Still, her sympathetic nature is on display when she hears the sound of the ‘Metaltron’ being tortured, and demands that Adam take her to see it. At this point she knows nothing of the Daleks and their part in the Last Great Time War (but she soon discovers it all), and fails to realise that the Dalek is manipulating her when it talks of its pain. She reaches out to comfort it, and in so doing gives it the chronon energy (a safe radiation picked up through travelling in the time vortex) it needs to rebuild itself. Later when she is trapped by the Dalek, and the Doctor blames himself, Rose tells him ‘it wasn’t your fault’, a further example of her concern for the emotional well-being of others.
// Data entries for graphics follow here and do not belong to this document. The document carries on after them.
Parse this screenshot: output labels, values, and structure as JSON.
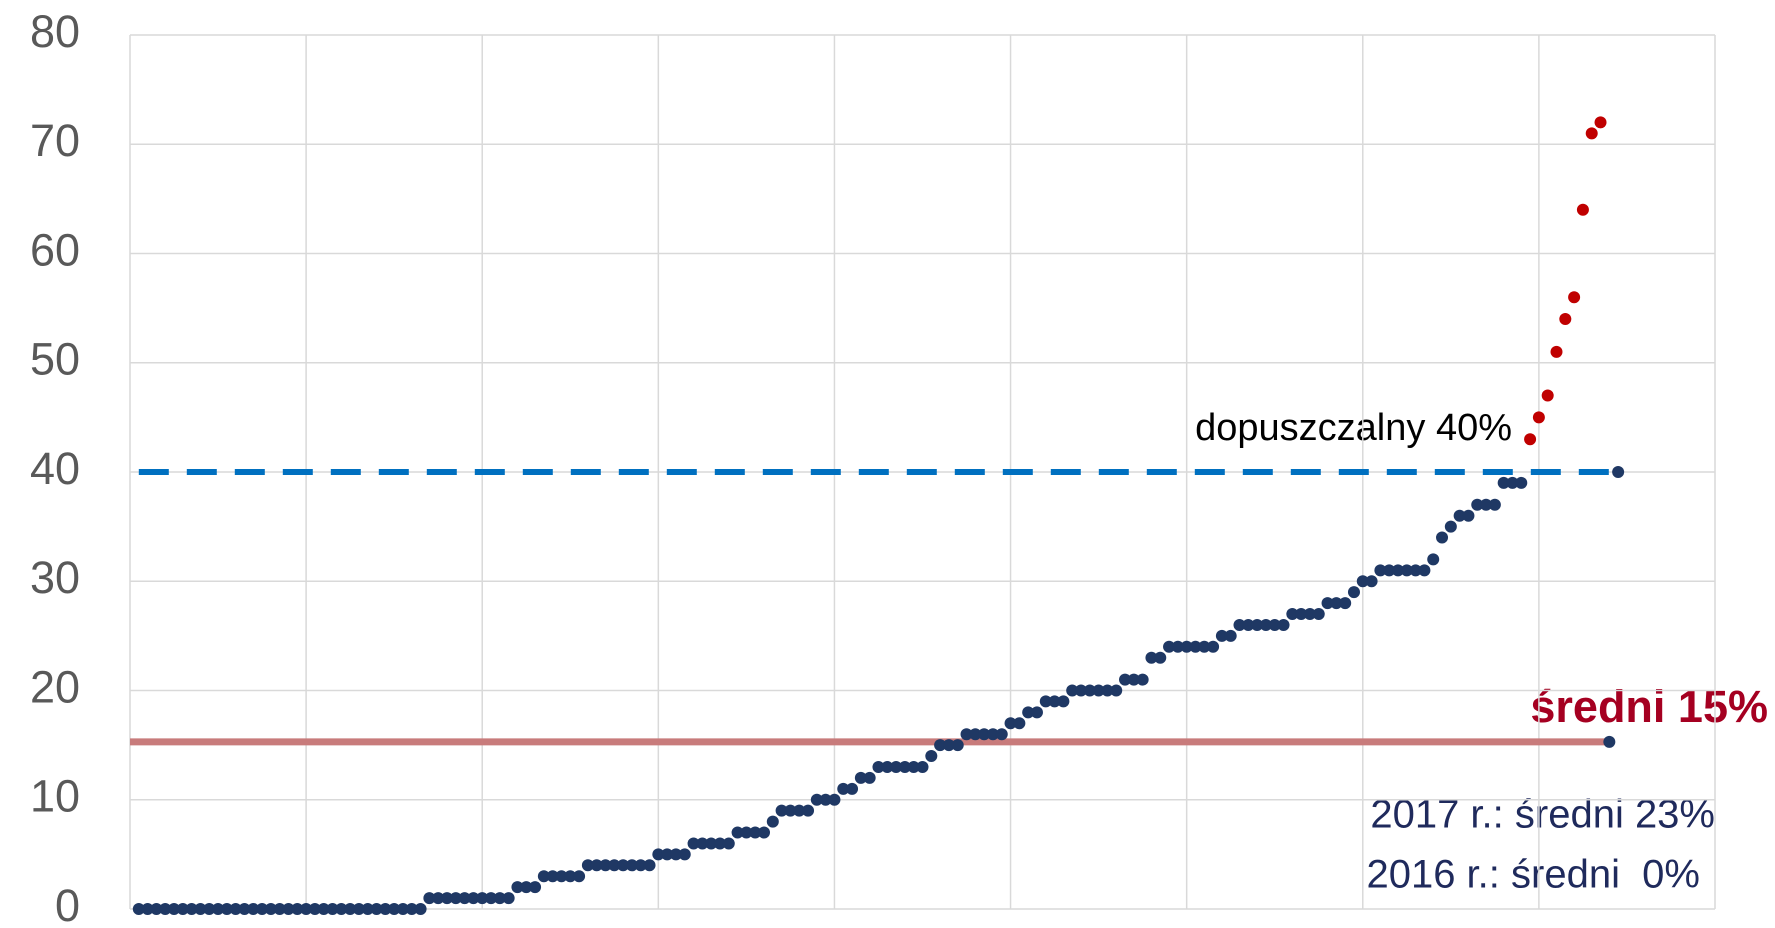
{
  "chart_data": {
    "type": "scatter",
    "xlim": [
      0,
      180
    ],
    "xticks": [
      0,
      20,
      40,
      60,
      80,
      100,
      120,
      140,
      160,
      180
    ],
    "ylim": [
      0,
      80
    ],
    "yticks": [
      0,
      10,
      20,
      30,
      40,
      50,
      60,
      70,
      80
    ],
    "grid": true,
    "series": [
      {
        "color": "#1f3864",
        "x": [
          1,
          2,
          3,
          4,
          5,
          6,
          7,
          8,
          9,
          10,
          11,
          12,
          13,
          14,
          15,
          16,
          17,
          18,
          19,
          20,
          21,
          22,
          23,
          24,
          25,
          26,
          27,
          28,
          29,
          30,
          31,
          32,
          33,
          34,
          35,
          36,
          37,
          38,
          39,
          40,
          41,
          42,
          43,
          44,
          45,
          46,
          47,
          48,
          49,
          50,
          51,
          52,
          53,
          54,
          55,
          56,
          57,
          58,
          59,
          60,
          61,
          62,
          63,
          64,
          65,
          66,
          67,
          68,
          69,
          70,
          71,
          72,
          73,
          74,
          75,
          76,
          77,
          78,
          79,
          80,
          81,
          82,
          83,
          84,
          85,
          86,
          87,
          88,
          89,
          90,
          91,
          92,
          93,
          94,
          95,
          96,
          97,
          98,
          99,
          100,
          101,
          102,
          103,
          104,
          105,
          106,
          107,
          108,
          109,
          110,
          111,
          112,
          113,
          114,
          115,
          116,
          117,
          118,
          119,
          120,
          121,
          122,
          123,
          124,
          125,
          126,
          127,
          128,
          129,
          130,
          131,
          132,
          133,
          134,
          135,
          136,
          137,
          138,
          139,
          140,
          141,
          142,
          143,
          144,
          145,
          146,
          147,
          148,
          149,
          150,
          151,
          152,
          153,
          154,
          155,
          156,
          157,
          158
        ],
        "values": [
          0,
          0,
          0,
          0,
          0,
          0,
          0,
          0,
          0,
          0,
          0,
          0,
          0,
          0,
          0,
          0,
          0,
          0,
          0,
          0,
          0,
          0,
          0,
          0,
          0,
          0,
          0,
          0,
          0,
          0,
          0,
          0,
          0,
          1,
          1,
          1,
          1,
          1,
          1,
          1,
          1,
          1,
          1,
          2,
          2,
          2,
          3,
          3,
          3,
          3,
          3,
          4,
          4,
          4,
          4,
          4,
          4,
          4,
          4,
          5,
          5,
          5,
          5,
          6,
          6,
          6,
          6,
          6,
          7,
          7,
          7,
          7,
          8,
          9,
          9,
          9,
          9,
          10,
          10,
          10,
          11,
          11,
          12,
          12,
          13,
          13,
          13,
          13,
          13,
          13,
          14,
          15,
          15,
          15,
          16,
          16,
          16,
          16,
          16,
          17,
          17,
          18,
          18,
          19,
          19,
          19,
          20,
          20,
          20,
          20,
          20,
          20,
          21,
          21,
          21,
          23,
          23,
          24,
          24,
          24,
          24,
          24,
          24,
          25,
          25,
          26,
          26,
          26,
          26,
          26,
          26,
          27,
          27,
          27,
          27,
          28,
          28,
          28,
          29,
          30,
          30,
          31,
          31,
          31,
          31,
          31,
          31,
          32,
          34,
          35,
          36,
          36,
          37,
          37,
          37,
          39,
          39,
          39
        ]
      },
      {
        "color": "#c00000",
        "x": [
          159,
          160,
          161,
          162,
          163,
          164,
          165,
          166,
          167
        ],
        "values": [
          43,
          45,
          47,
          51,
          54,
          56,
          64,
          71,
          72
        ]
      }
    ],
    "lines": [
      {
        "color": "#0070c0",
        "dashed": true,
        "marker_color": "#1f3864",
        "x": [
          1,
          169
        ],
        "values": [
          40,
          40
        ]
      },
      {
        "color": "#c87b7b",
        "dashed": false,
        "marker_color": "#1f3864",
        "x": [
          0,
          168
        ],
        "values": [
          15.3,
          15.3
        ]
      }
    ],
    "annotations": [
      "dopuszczalny 40%",
      "średni 15%",
      "2017 r.: średni 23%",
      "2016 r.: średni  0%"
    ]
  }
}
The Dalek gets more than it bargained for by sampling Rose’s DNA, and picks up some of her compassion, to the point where she is able to talk the Dalek out of killing, and even assists it in committing suicide, rather than live on as the last of its kind. When the Doctor confronts the Dalek, armed with a gun, Rose is shocked by what the Doctor has become – the Dalek merely wants to feel the warmth of the sun on its skin (it has opened up its outer casing to show the mutated Kaled form inside), but the Doctor is determined to kill it. Rose thinks it is the Doctor who has become the monster. Her horror and shock snaps the Doctor out of his rage, and he is unable to express himself clearly, such is the emotional damage done to him by the events of the Time War.

With Adam in tow they arrive on Satellite 5 (
The Long Game
). Rose initially finds Adam’s awe amusing, until he faints at the site of Earth as seen from an observation window. The Doctor points out that Adam’s
her
boyfriend, and Rose looks at the unconscious Adam dismissively; ‘not anymore,’ she says.

A curious, and almost inexplicable, thing happens at the end of this story. Adam is found to be using technology from the year 200,000 to profit himself when he returns to 2012 – the Doctor is greatly angered by this and promptly returns Adam home, complete with the cranial port that opens a hole in his forehead to his brain. The Doctor claims he only takes the best, a moment of pride for Rose. She seems uncertain about leaving Adam behind, but the Doctor’s comment settles it for her, and she rather smugly returns to the TARDIS with the Doctor.